Barcodes of Plasmodium falciparum isolates identified in the study cohort. Barcoded parasites from the n = 70 participants in the longitudinal cohort followed for 24 months. Patient ID (human) is shown along with date of sampling, Age, Neighborhood, Household (arbitrary alphabetical code), and barcode haplotype. SNP positions are indicated for the 24-SNP barcode. “N” indicates a position with two peaks—corresponding to both biallelic SNPs (mixed genotype), and an “X” indicates a reproducibly negative call. M/P genomic indicates monogenomic (M) or polygenomic (P) infections.

Figure 2

Heatmap illustrating parasite genetic barcode similarity.
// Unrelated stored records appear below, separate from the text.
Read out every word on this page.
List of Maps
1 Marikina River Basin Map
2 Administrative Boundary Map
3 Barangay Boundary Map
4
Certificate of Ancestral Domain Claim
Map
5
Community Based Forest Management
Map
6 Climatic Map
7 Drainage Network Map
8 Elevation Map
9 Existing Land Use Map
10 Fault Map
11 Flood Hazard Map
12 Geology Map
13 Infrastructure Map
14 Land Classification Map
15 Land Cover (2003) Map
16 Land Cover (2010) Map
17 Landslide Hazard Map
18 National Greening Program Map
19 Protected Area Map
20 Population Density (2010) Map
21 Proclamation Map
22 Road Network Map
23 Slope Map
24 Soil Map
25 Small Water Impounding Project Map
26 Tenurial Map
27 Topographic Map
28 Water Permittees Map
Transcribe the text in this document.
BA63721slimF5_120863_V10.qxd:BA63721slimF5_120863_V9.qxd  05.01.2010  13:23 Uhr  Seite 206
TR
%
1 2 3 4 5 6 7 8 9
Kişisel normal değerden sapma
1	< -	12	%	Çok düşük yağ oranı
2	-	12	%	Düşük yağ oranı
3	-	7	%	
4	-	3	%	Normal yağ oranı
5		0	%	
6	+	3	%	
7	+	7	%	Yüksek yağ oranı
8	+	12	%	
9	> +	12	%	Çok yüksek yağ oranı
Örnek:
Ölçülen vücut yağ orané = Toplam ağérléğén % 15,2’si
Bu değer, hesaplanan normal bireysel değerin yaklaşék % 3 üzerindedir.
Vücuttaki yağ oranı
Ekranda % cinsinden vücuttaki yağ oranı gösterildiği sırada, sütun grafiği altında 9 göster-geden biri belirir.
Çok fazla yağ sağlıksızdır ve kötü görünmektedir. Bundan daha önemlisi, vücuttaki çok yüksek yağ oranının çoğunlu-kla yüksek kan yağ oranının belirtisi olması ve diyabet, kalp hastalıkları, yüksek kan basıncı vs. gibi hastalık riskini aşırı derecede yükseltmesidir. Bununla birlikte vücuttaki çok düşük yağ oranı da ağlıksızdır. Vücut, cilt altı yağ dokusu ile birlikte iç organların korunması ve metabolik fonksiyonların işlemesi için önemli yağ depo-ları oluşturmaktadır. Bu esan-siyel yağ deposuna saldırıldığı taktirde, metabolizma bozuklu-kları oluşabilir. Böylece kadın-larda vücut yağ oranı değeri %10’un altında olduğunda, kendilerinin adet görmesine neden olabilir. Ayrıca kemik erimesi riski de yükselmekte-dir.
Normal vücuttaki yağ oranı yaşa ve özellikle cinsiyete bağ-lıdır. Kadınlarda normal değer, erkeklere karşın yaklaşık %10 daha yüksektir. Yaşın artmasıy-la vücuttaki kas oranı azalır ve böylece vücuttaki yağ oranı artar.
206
Sample IDs are listed on the vertical axis and barcodes are clustered by genetic similarity. Barcode haplotypes are color coded at the top of the heatmap and in the Key. Heatmap scale (right) shows the number of barcode SNP differences and range from identical (fewest differences; red) to greatest differences (blue). The maximal number of differences possible is 24.

Figure 3

Hotspots of malaria transmission by neighborhood and household. Map of sample locations by household (BD, BS, DL, DMS, GB, MS, OB, OD, SD and SN), and neighborhood (Cité Senghor, Diakhao, Escale, Nguinth, Thialy and Takhikao) from 2014 to 2017. Legend indicates and the parasite barcode haplotype ID and is color-coded by haplotype. The size of the circle is proportional to the number of samples in the haplotype, as indicated in the scale. Solid lines indicate delineation of the neighborhoods.

Figure 4

Barcodes of initial and re-infected participant samples. Patient ID (human) is shown along with date of sampling, Age, Neighborhood, Household (arbitrary alphabetical code), and barcode haplotype. SNP positions are indicated for the 24-SNP barcode. “N” indicates a position with two peaks—corresponding to both biallelic SNPs (mixed genotype), and an “X” indicates a reproducibly negative call. M/P genomic indicates monogenomic (M) or polygenomic (P) infections.

Figure 5

Identity by Descent reveals subtle differences among identical barcode samples separated in time. (A) Relationship between identical barcode parasites (measured by IBS) and IBD with time. Percent of whole genome relatedness by IBD, color-coded by barcode identity (IBS), identical or different. (B) Relationships between 17 specific identical barcode haplotypes by household, year, and IBD, determined from whole genome sequencing. Years are shown on the X axis. Colored circles represent individual parasites from haplotypes that are color coded according to barcode haplotype. Pie charts and percentages shown represent percent IBD relative to the pairwise comparison to the initial isolate, as defined temporally.